There are complaints as to matters of procedure, but in view of the conclusion reached that the verdict could not have been other than for appellee upon all the evidence, it becomes unnecessary to consider them at any great length. The instructions numbered 1, 4 and 5, could have worked no prejudice to appellant. The material facts here in question, viz., the accident and consequent ill health, were known to the insured and a failure to communicate the same did vitiate the policy. The evidence complained of, regarding statements by the insured after the issuing of the policy, was not objected to, and the evidence of statements made before the issuing of the policy was proper and its admission was not error. The rule seems to be that statements and declarations of one whose life has been insured for thebenefit of another, are competent when they relate to the health of the insured and tend to show knowledge of the insured of bodily infirmity or disease, provided such statements and declarations were made at a time prior to and not remote from the time of the examination of the insured by the physician of the insurer, and provided there is án issue as to the knowledge of the insured of such infirmity or disease. The ground of admissibility being that they are closely enough connected with the representations to the insurer to be a part of the res gestae. Kelsey v. Universal Life Ins. Co., 35 Conn. 225; Swift v. Mass. Mut. Life Ins. Co., 63 N. Y. 186; McGowan v. S. C. I. O. F., 104 Wis. 173.
Complaint is made of remarks of counsel for appellee in the course of argument to the jury, but we are precluded from passing upon the force of the objection by the fact that no ruling of the court was had thereon.

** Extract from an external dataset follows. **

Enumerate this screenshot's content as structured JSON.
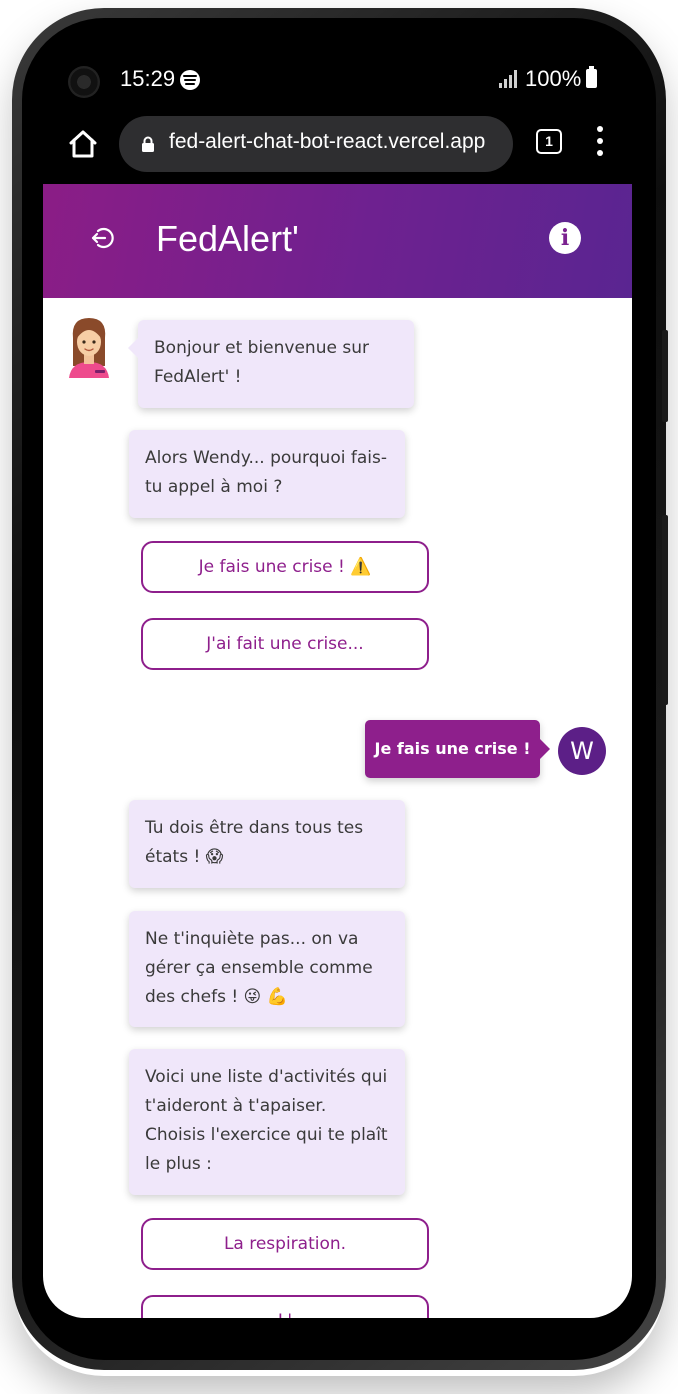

We do not regard the complaint as to misconduct upon the part of one of the jurors as presenting ground for interference with the verdict.
A question raised by counsel for appellee as to the right of appellant to maintain this suit in his own name, as assignee of the policy, becomes unimportant by reason of the conclusion reached, that suit upon the policy can not be maintained in the name of any one.
The special finding by the jury is not inconsistent with a general verdict for appellee based upon conclusions of fact from the evidence as above indicated. The judgment is affirmed.